Like I said though, I’d just toss it. In a large-scale system like this, the more local processing you can do, the better. Batch processing is going to be a frigging nightmare and everything will back up and fall over if you don’t fix it quick enough. I’d want each camera to have local compute power to do real-time face detection and facial feature extraction. This exists.
When I say real-time, I mean fast, but it doesn’t have to be 60fps. If you can process faces out of a video once per second, that’s probably just fine. Depends on the purpose of the system, really. In fact, if you have persons of interest you’re actively looking for, it may be possible to deploy a model based on those to every camera in the region and only have the cameras watch for hits against that model, rather than dragnet logging of every face as fast as possible.
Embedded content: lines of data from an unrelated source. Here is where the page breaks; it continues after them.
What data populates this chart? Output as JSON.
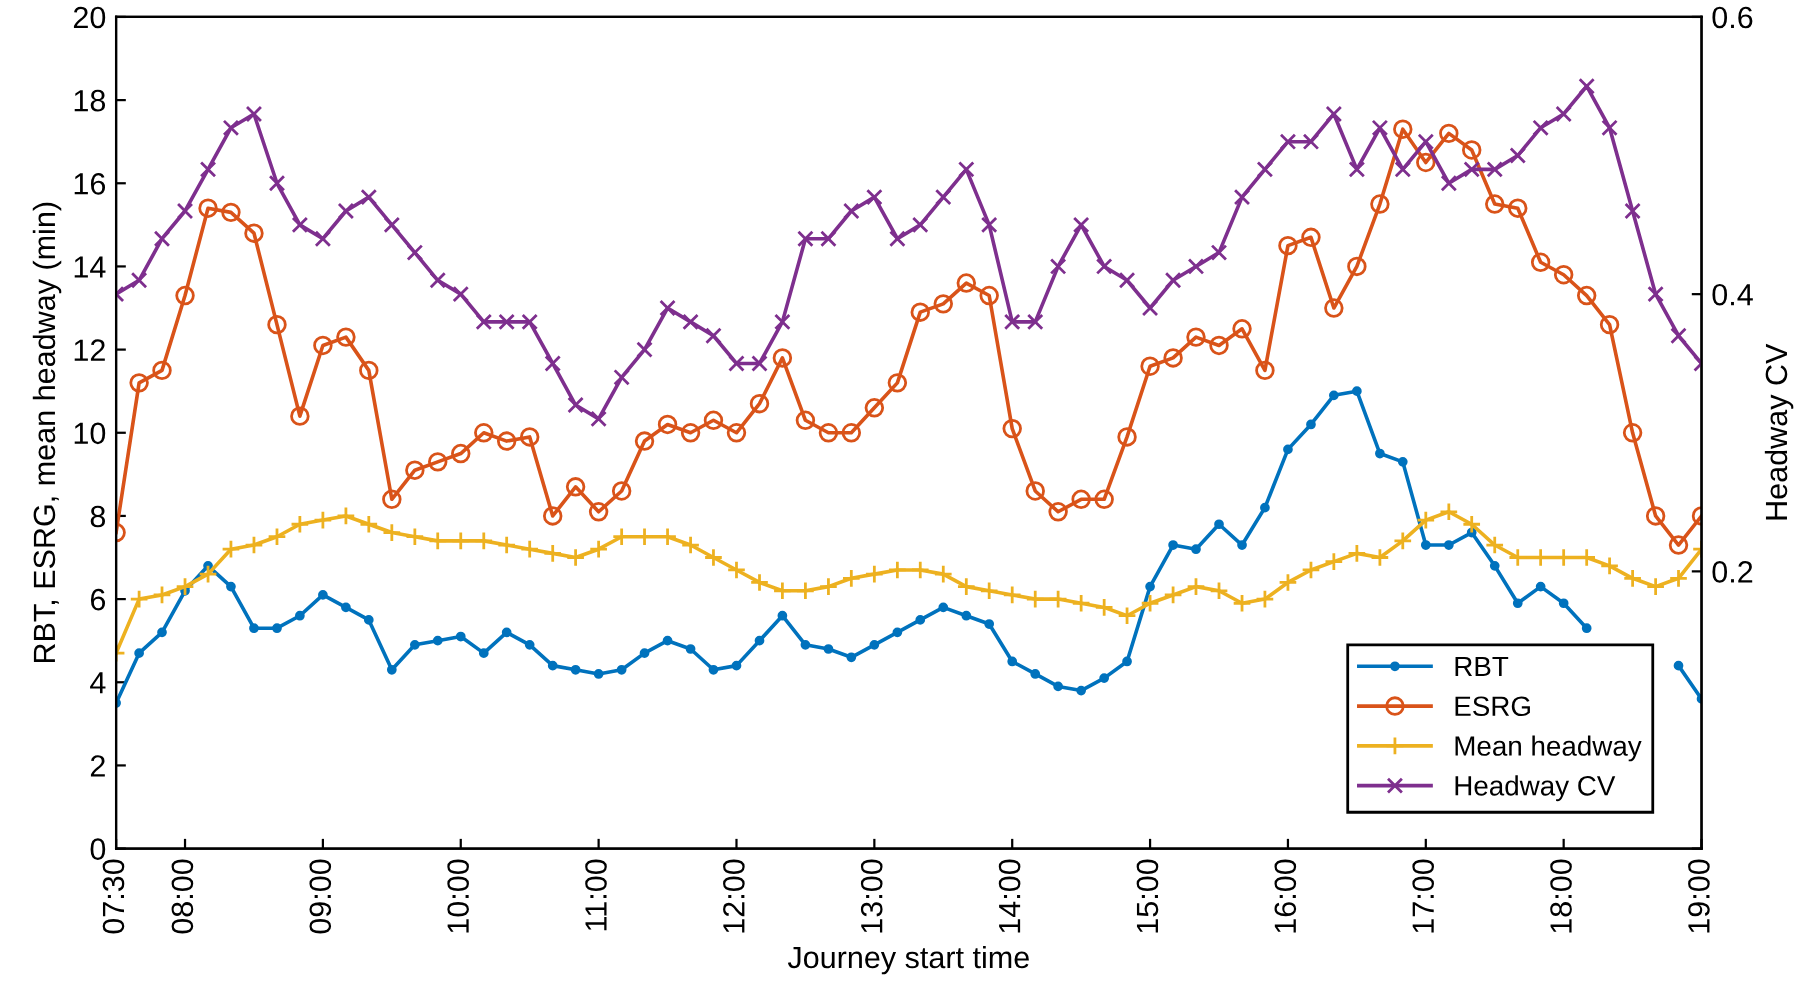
{
  "chart_data": {
    "type": "line",
    "xlabel": "Journey start time",
    "ylabel": "RBT, ESRG, mean headway (min)",
    "y2label": "Headway CV",
    "x": [
      7.5,
      7.667,
      7.833,
      8,
      8.167,
      8.333,
      8.5,
      8.667,
      8.833,
      9,
      9.167,
      9.333,
      9.5,
      9.667,
      9.833,
      10,
      10.167,
      10.333,
      10.5,
      10.667,
      10.833,
      11,
      11.167,
      11.333,
      11.5,
      11.667,
      11.833,
      12,
      12.167,
      12.333,
      12.5,
      12.667,
      12.833,
      13,
      13.167,
      13.333,
      13.5,
      13.667,
      13.833,
      14,
      14.167,
      14.333,
      14.5,
      14.667,
      14.833,
      15,
      15.167,
      15.333,
      15.5,
      15.667,
      15.833,
      16,
      16.167,
      16.333,
      16.5,
      16.667,
      16.833,
      17,
      17.167,
      17.333,
      17.5,
      17.667,
      17.833,
      18,
      18.167,
      18.333,
      18.5,
      18.667,
      18.833,
      19
    ],
    "series": [
      {
        "name": "RBT",
        "color": "#0072bd",
        "marker": "point",
        "values": [
          3.5,
          4.7,
          5.2,
          6.2,
          6.8,
          6.3,
          5.3,
          5.3,
          5.6,
          6.1,
          5.8,
          5.5,
          4.3,
          4.9,
          5.0,
          5.1,
          4.7,
          5.2,
          4.9,
          4.4,
          4.3,
          4.2,
          4.3,
          4.7,
          5.0,
          4.8,
          4.3,
          4.4,
          5.0,
          5.6,
          4.9,
          4.8,
          4.6,
          4.9,
          5.2,
          5.5,
          5.8,
          5.6,
          5.4,
          4.5,
          4.2,
          3.9,
          3.8,
          4.1,
          4.5,
          6.3,
          7.3,
          7.2,
          7.8,
          7.3,
          8.2,
          9.6,
          10.2,
          10.9,
          11.0,
          9.5,
          9.3,
          7.3,
          7.3,
          7.6,
          6.8,
          5.9,
          6.3,
          5.9,
          5.3,
          null,
          null,
          null,
          4.4,
          3.6
        ]
      },
      {
        "name": "ESRG",
        "color": "#d95319",
        "marker": "circle",
        "values": [
          7.6,
          11.2,
          11.5,
          13.3,
          15.4,
          15.3,
          14.8,
          12.6,
          10.4,
          12.1,
          12.3,
          11.5,
          8.4,
          9.1,
          9.3,
          9.5,
          10.0,
          9.8,
          9.9,
          8.0,
          8.7,
          8.1,
          8.6,
          9.8,
          10.2,
          10.0,
          10.3,
          10.0,
          10.7,
          11.8,
          10.3,
          10.0,
          10.0,
          10.6,
          11.2,
          12.9,
          13.1,
          13.6,
          13.3,
          10.1,
          8.6,
          8.1,
          8.4,
          8.4,
          9.9,
          11.6,
          11.8,
          12.3,
          12.1,
          12.5,
          11.5,
          14.5,
          14.7,
          13.0,
          14.0,
          15.5,
          17.3,
          16.5,
          17.2,
          16.8,
          15.5,
          15.4,
          14.1,
          13.8,
          13.3,
          12.6,
          10.0,
          8.0,
          7.3,
          8.0
        ]
      },
      {
        "name": "Mean headway",
        "color": "#edb120",
        "marker": "plus",
        "values": [
          4.7,
          6.0,
          6.1,
          6.3,
          6.6,
          7.2,
          7.3,
          7.5,
          7.8,
          7.9,
          8.0,
          7.8,
          7.6,
          7.5,
          7.4,
          7.4,
          7.4,
          7.3,
          7.2,
          7.1,
          7.0,
          7.2,
          7.5,
          7.5,
          7.5,
          7.3,
          7.0,
          6.7,
          6.4,
          6.2,
          6.2,
          6.3,
          6.5,
          6.6,
          6.7,
          6.7,
          6.6,
          6.3,
          6.2,
          6.1,
          6.0,
          6.0,
          5.9,
          5.8,
          5.6,
          5.9,
          6.1,
          6.3,
          6.2,
          5.9,
          6.0,
          6.4,
          6.7,
          6.9,
          7.1,
          7.0,
          7.4,
          7.9,
          8.1,
          7.8,
          7.3,
          7.0,
          7.0,
          7.0,
          7.0,
          6.8,
          6.5,
          6.3,
          6.5,
          7.2
        ]
      },
      {
        "name": "Headway CV",
        "color": "#7e2f8e",
        "marker": "cross",
        "axis": "y2",
        "values": [
          0.4,
          0.41,
          0.44,
          0.46,
          0.49,
          0.52,
          0.53,
          0.48,
          0.45,
          0.44,
          0.46,
          0.47,
          0.45,
          0.43,
          0.41,
          0.4,
          0.38,
          0.38,
          0.38,
          0.35,
          0.32,
          0.31,
          0.34,
          0.36,
          0.39,
          0.38,
          0.37,
          0.35,
          0.35,
          0.38,
          0.44,
          0.44,
          0.46,
          0.47,
          0.44,
          0.45,
          0.47,
          0.49,
          0.45,
          0.38,
          0.38,
          0.42,
          0.45,
          0.42,
          0.41,
          0.39,
          0.41,
          0.42,
          0.43,
          0.47,
          0.49,
          0.51,
          0.51,
          0.53,
          0.49,
          0.52,
          0.49,
          0.51,
          0.48,
          0.49,
          0.49,
          0.5,
          0.52,
          0.53,
          0.55,
          0.52,
          0.46,
          0.4,
          0.37,
          0.35
        ]
      }
    ],
    "xlim": [
      7.5,
      19
    ],
    "xticks": [
      {
        "value": 7.5,
        "label": "07:30"
      },
      {
        "value": 8,
        "label": "08:00"
      },
      {
        "value": 9,
        "label": "09:00"
      },
      {
        "value": 10,
        "label": "10:00"
      },
      {
        "value": 11,
        "label": "11:00"
      },
      {
        "value": 12,
        "label": "12:00"
      },
      {
        "value": 13,
        "label": "13:00"
      },
      {
        "value": 14,
        "label": "14:00"
      },
      {
        "value": 15,
        "label": "15:00"
      },
      {
        "value": 16,
        "label": "16:00"
      },
      {
        "value": 17,
        "label": "17:00"
      },
      {
        "value": 18,
        "label": "18:00"
      },
      {
        "value": 19,
        "label": "19:00"
      }
    ],
    "ylim": [
      0,
      20
    ],
    "yticks": [
      0,
      2,
      4,
      6,
      8,
      10,
      12,
      14,
      16,
      18,
      20
    ],
    "y2lim": [
      0,
      0.6
    ],
    "y2ticks": [
      {
        "value": 0,
        "label": null
      },
      0.2,
      0.4,
      0.6
    ],
    "grid": false,
    "legend": "bottom right",
    "line_style": "solid"
  }
}
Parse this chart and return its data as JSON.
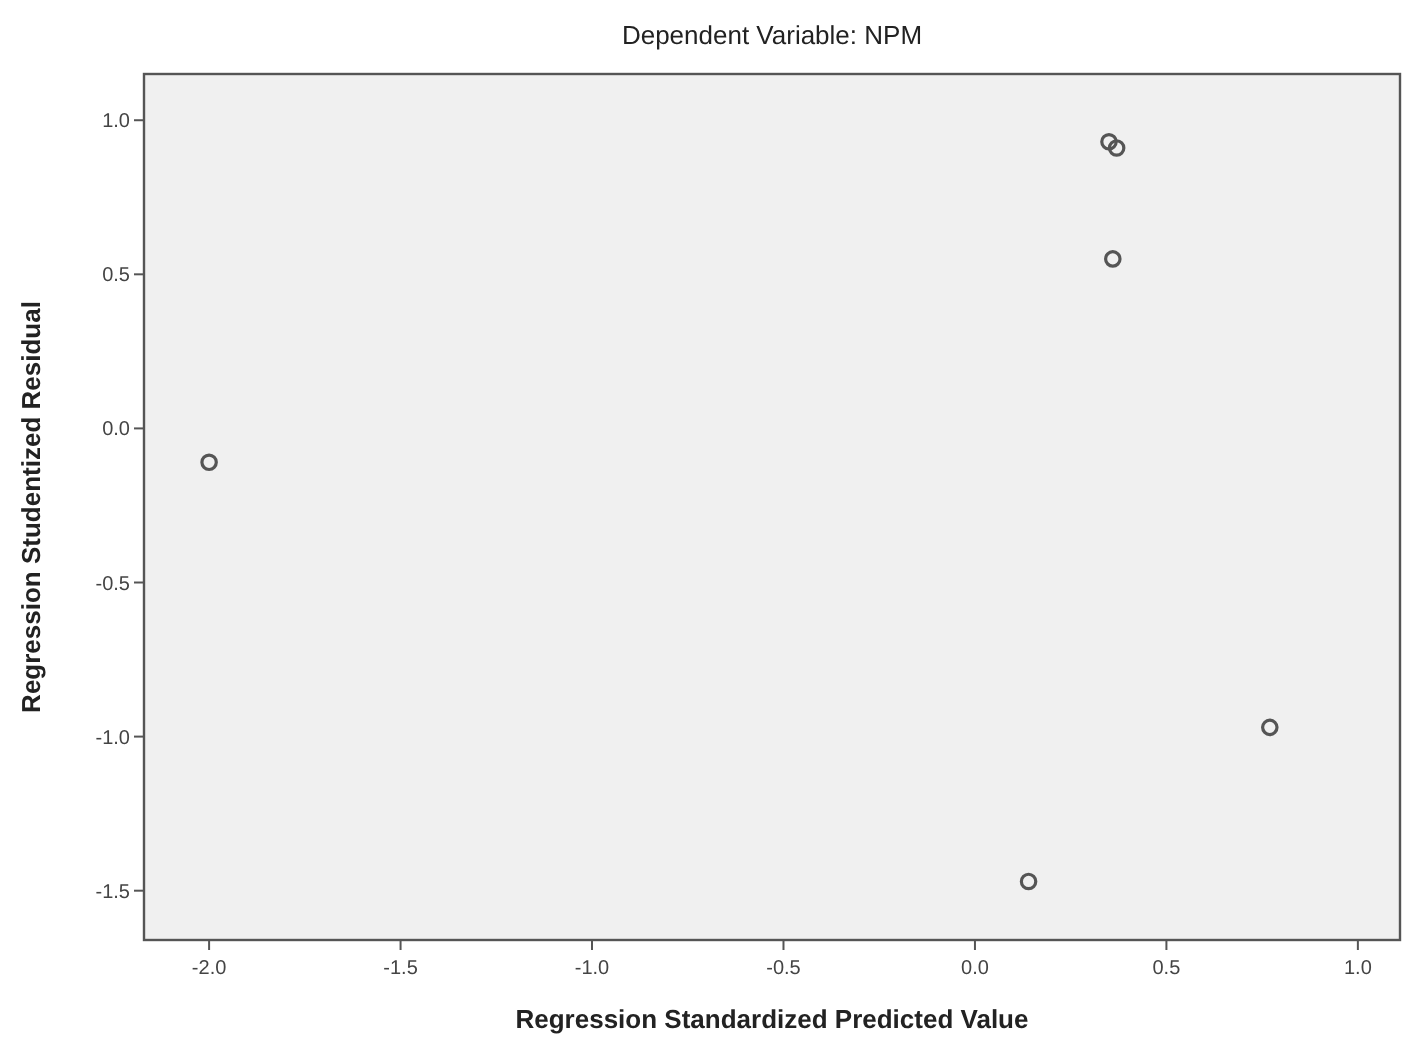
{
  "chart_data": {
    "type": "scatter",
    "title": "Dependent Variable: NPM",
    "xlabel": "Regression Standardized Predicted Value",
    "ylabel": "Regression Studentized Residual",
    "x": [
      -2.0,
      0.35,
      0.37,
      0.36,
      0.77,
      0.14
    ],
    "values": [
      -0.11,
      0.93,
      0.91,
      0.55,
      -0.97,
      -1.47
    ],
    "color": "#555555",
    "marker": "circle",
    "xlim": [
      -2.17,
      1.11
    ],
    "xticks": [
      {
        "value": -2,
        "label": "-2.0"
      },
      -1.5,
      {
        "value": -1,
        "label": "-1.0"
      },
      -0.5,
      {
        "value": 0,
        "label": "0.0"
      },
      0.5,
      {
        "value": 1,
        "label": "1.0"
      }
    ],
    "ylim": [
      -1.66,
      1.15
    ],
    "yticks": [
      {
        "value": 1,
        "label": "1.0"
      },
      0.5,
      {
        "value": 0,
        "label": "0.0"
      },
      -0.5,
      {
        "value": -1,
        "label": "-1.0"
      },
      -1.5
    ],
    "grid": false
  }
}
When the camera/computer registers faces (of interest), it can slice them out of the whole photo, and directly output to the Faces dataset. This is a large simplification and cuts out the main data storage consumer (Photos).
I estimated 10kb per Faces entry. That might actually be too generous. Here’s a 52×88 pixel image of my face, blown up. If you know me, this is recognizable, especially with the sunglasses off. The file is 2.5kb in size.
If you log 1 billion 10kb Faces entries per day, you use 10TB of storage per day. If you hold them for 1 year at a time, that’s 3.65PB storage in active use per day. If I haven’t bungled the math, that will cost you $77k/mo at AWS rates.
Faces pictures themselves probably aren’t that interesting. What you really want to know is who the face represents. You get there by processing those Faces images to extract features and match against the Persons database. You want to keep the Faces around for a while in case you develop improved features to match with.
I’m not up-to-date on facial features and recognition. If you’re just checking for a small set of persons of interest, it’s probably easy. Let’s assume that due to the large data set it’s going to take some work to search for a match. The raw Persons data was 500TB, but after extracting features from the photos, you’re going to shave that down by orders of magnitude and can just make a bunch of local caches in each region.
We’re not talking far-future tech here. This stuff is doable. And with these cost estimates, I can be off by many orders of magnitude and the system would still be affordable with a state’s resources.